La sumisión a esta directriz –la lectura inversa era evidente-
sería recompensada.
Y
sumisión e independencia no se encuentran jamás.
Se
trataba de una prueba de fuego para la dimensión subjetiva de la
independencia de cada juzgador, un desafío a su carácter, a esa
parte de la ética de la función que descansa en las virtudes
personales de cada juez para el desempeño de su labor, al margen
incluso de las amenazas institucionales.
Es
indispensable recordar que el poder judicial en su esencia es la
función pública que se expresa a través de los jueces de la forma
en que mandan las leyes. Si el juez deja de hacer lo correcto, es
decir, deja de resolver el caso concreto únicamente de acuerdo a su
mérito y conforme la ley aplicable, la noción de un tercero
imparcial desaparece y la democracia pierde una garantía esencial
indispensable para que los derechos de las personas tengan vigencia.
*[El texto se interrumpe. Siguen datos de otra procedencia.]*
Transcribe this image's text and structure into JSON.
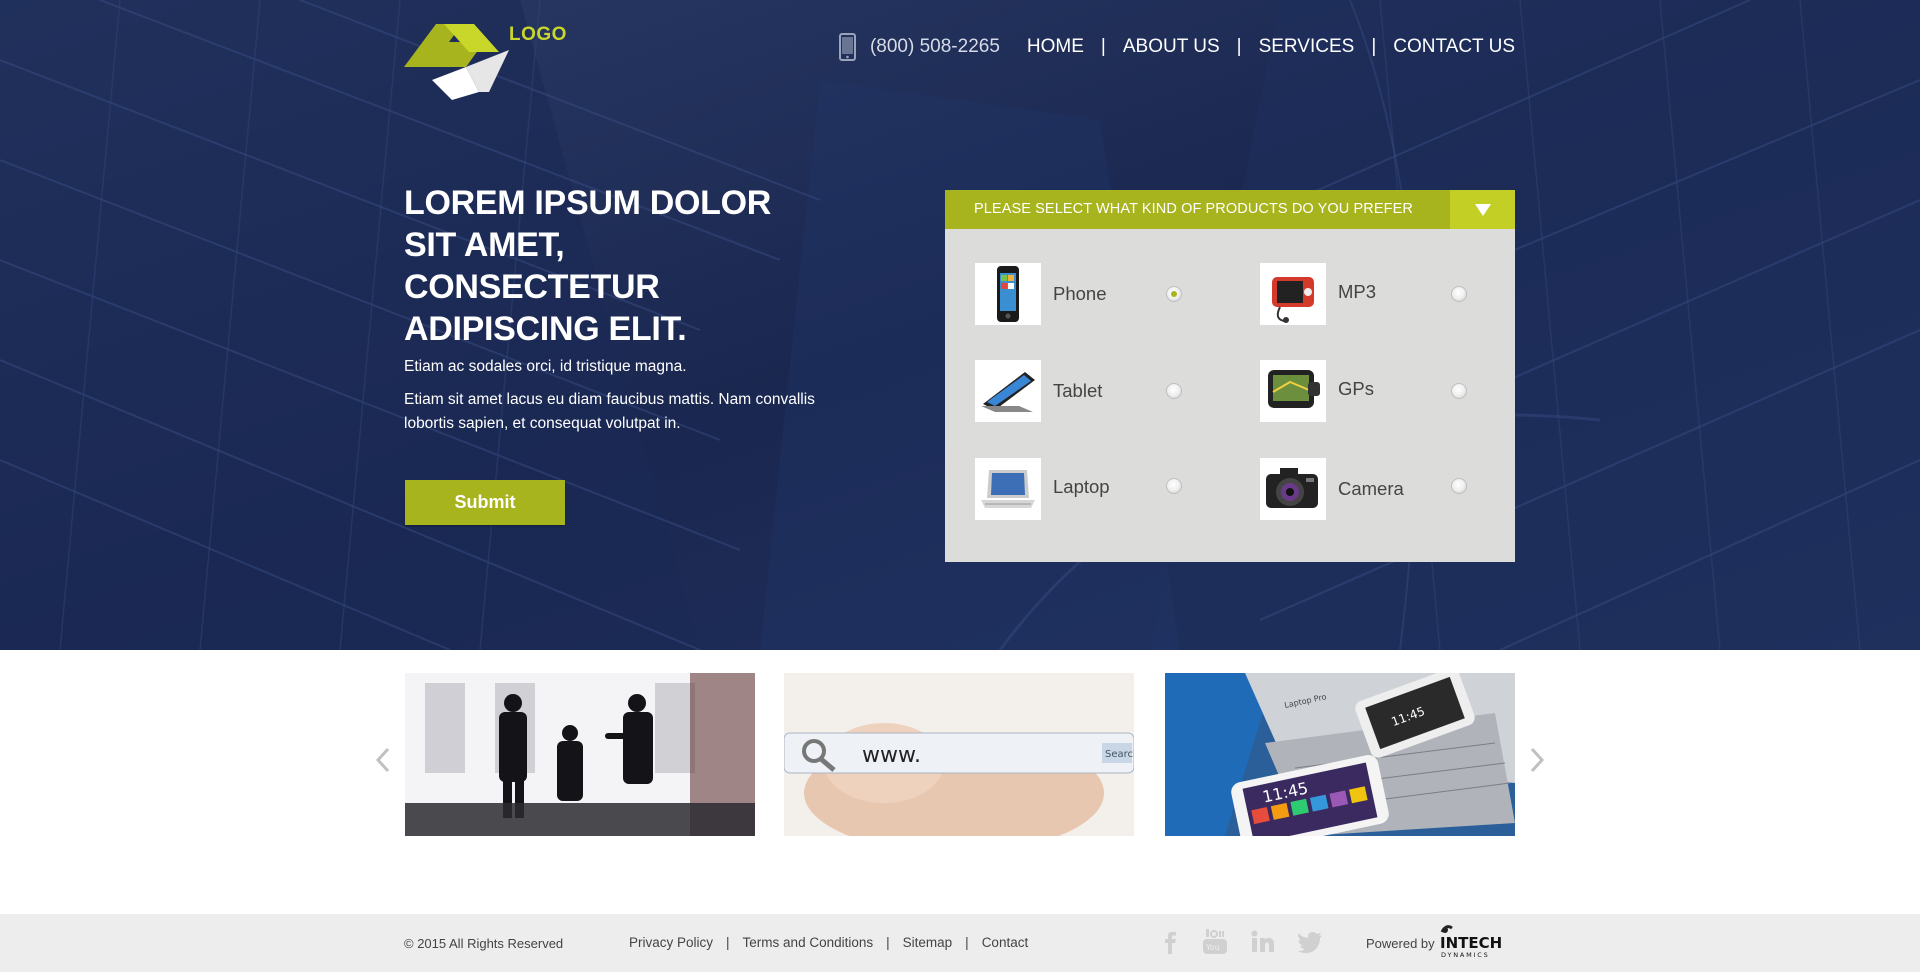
{
  "header": {
    "logo_text": "LOGO",
    "phone": "(800) 508-2265",
    "nav": [
      {
        "label": "HOME"
      },
      {
        "label": "ABOUT US"
      },
      {
        "label": "SERVICES"
      },
      {
        "label": "CONTACT US"
      }
    ],
    "nav_separator": "|"
  },
  "hero": {
    "title": "LOREM IPSUM DOLOR SIT AMET, CONSECTETUR ADIPISCING ELIT.",
    "text1": "Etiam ac sodales orci, id tristique magna.",
    "text2": "Etiam sit amet lacus eu diam faucibus mattis. Nam convallis lobortis sapien, et consequat volutpat in.",
    "submit_label": "Submit"
  },
  "product_panel": {
    "heading": "PLEASE SELECT WHAT KIND OF PRODUCTS DO YOU PREFER",
    "products": [
      {
        "label": "Phone",
        "icon": "phone-product-icon",
        "selected": true
      },
      {
        "label": "MP3",
        "icon": "mp3-player-icon",
        "selected": false
      },
      {
        "label": "Tablet",
        "icon": "tablet-icon",
        "selected": false
      },
      {
        "label": "GPs",
        "icon": "gps-device-icon",
        "selected": false
      },
      {
        "label": "Laptop",
        "icon": "laptop-icon",
        "selected": false
      },
      {
        "label": "Camera",
        "icon": "camera-icon",
        "selected": false
      }
    ]
  },
  "carousel": {
    "slides": [
      {
        "name": "business-people-image"
      },
      {
        "name": "search-bar-image",
        "url_text": "www.",
        "search_button": "Search"
      },
      {
        "name": "devices-image",
        "clock_small": "11:45",
        "clock_large": "11:45",
        "laptop_brand": "Laptop Pro"
      }
    ]
  },
  "footer": {
    "copyright": "© 2015 All Rights Reserved",
    "links": [
      {
        "label": "Privacy Policy"
      },
      {
        "label": "Terms and Conditions"
      },
      {
        "label": "Sitemap"
      },
      {
        "label": "Contact"
      }
    ],
    "link_separator": "|",
    "social": [
      "facebook-icon",
      "youtube-icon",
      "linkedin-icon",
      "twitter-icon"
    ],
    "powered_by": "Powered  by",
    "brand_name": "INTECH",
    "brand_sub": "DYNAMICS"
  },
  "colors": {
    "accent": "#a8b41d",
    "accent_light": "#c8d72a",
    "hero_bg": "#1d2a52",
    "panel_bg": "#dcdcda",
    "footer_bg": "#ededed"
  }
}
Una labor que debe cumplir incluso al margen de lo que es percibido o
presentado como el “sentir” de la mayoría.
El
episodio del Ministro Ribera resuena por estos días, con las mismas
sombras.
El
control de la legalidad de una detención es uno de los tantos
mecanismos que traducen en el proceso las reglas de la democracia,
aquellas que aseguran nuestras libertades. Se trata fundamentalmente
de una norma propia de un Estado de Derecho. Un control indispensable
del poder que despliegan los agentes policiales, no sólo cuando se
enfrentan a los delincuentes (el imaginario reduccionista de estos
días, gatillado por las graves noticias sobre delitos, parece solo
reparar en esa dimensión de la labor), sino en las miles y miles de
interacciones que se desarrollan a diario entre todas las personas y
–principalmente- Carabineros.
Así,
lo vivido en estos días con ocasión de uno de esos controles, en
que se critica reiteradamente a un juez por el cumplimiento de una
regla del proceso penal (en una resolución que no sólo se ajusta a
la norma, sino que a la línea jurisprudencial regular y reiterada de
la Corte Suprema), reitera el escenario de afectación a la
independencia judicial e impone una lectura en la misma clave del
episodio gatillado por el Ministro Ribera hace algunos años.
Un
escenario en que el Ejecutivo abusa de su posición dominante y
ejerce una presión indebida sobre un juez en particular y sobre
todos al mismo tiempo, pues la retórica de la crítica escala
vertiginosamente, va y vuelve desde la objeción contra el juez
singular, hasta la denostación de la magistratura completa.
Se
deslegitima así severamente un mecanismo capital de protección de
las libertades, la justicia de garantía y la dignidad de la función
judicial, mientras ´-de paso- se desvía la mirada, sacándola
convenientemente desde el enjuiciamiento de la responsabilidad que
recae sobre la autoridad a cargo de la seguridad, en la evaluación
de la eficacia de las políticas públicas de prevención y control
de la delincuencia.
En
esa operación, se activa deliberadamente un dispositivo de presión
sobre los jueces con el objetivo de sacarlos de su labor esencial,
amenazando su carrera y generando además, un severo desequilibrio en
el propio proceso penal, pues quien critica y advierte, asume el
papel de interviniente en la causa y genera una asimetría entre las
partes, sumando a la presión sobre los jueces, una redefinición
provocada del proceso específico, en que se sitúa a la defensa en
posición manifiestamente desmedrada.
De
allí la pertinencia que tiene formular las preguntas que encabezan
esta columna, y esperar que en la decisión que corresponda ejercer
en derecho al momento de la revisión de la resolución, prime la
independencia en el ejercicio de la función por sobre la fuerte
presión a la cual los jueces se han visto expuestos en estos días.
Por
ello además cabe afirmar con determinación -en tiempos en que se
anuncian cambios al sistema de nombramiento de los jueces, notarios y
otras autoridades del orden judicial- que ninguna reforma podrá
estimarse seria y completa, si no excluye del proceso a los agentes
que afectan la independencia: el Poder Ejecutivo y el propio Poder
Judicial.
Tal
vez sea hora de abrir los manuales, sin dejar de analizar nuestras
particularidades institucionales y mirar las soluciones que han dado
otras democracias a la difícil pregunta sobre cómo garantizar la
independencia de los jueces, presupuesto fundamental de la vigencia
de las libertades que sustentan el régimen democrático.
Publicado
en el diario “El Mostrador”, el 13 de junio de 2018.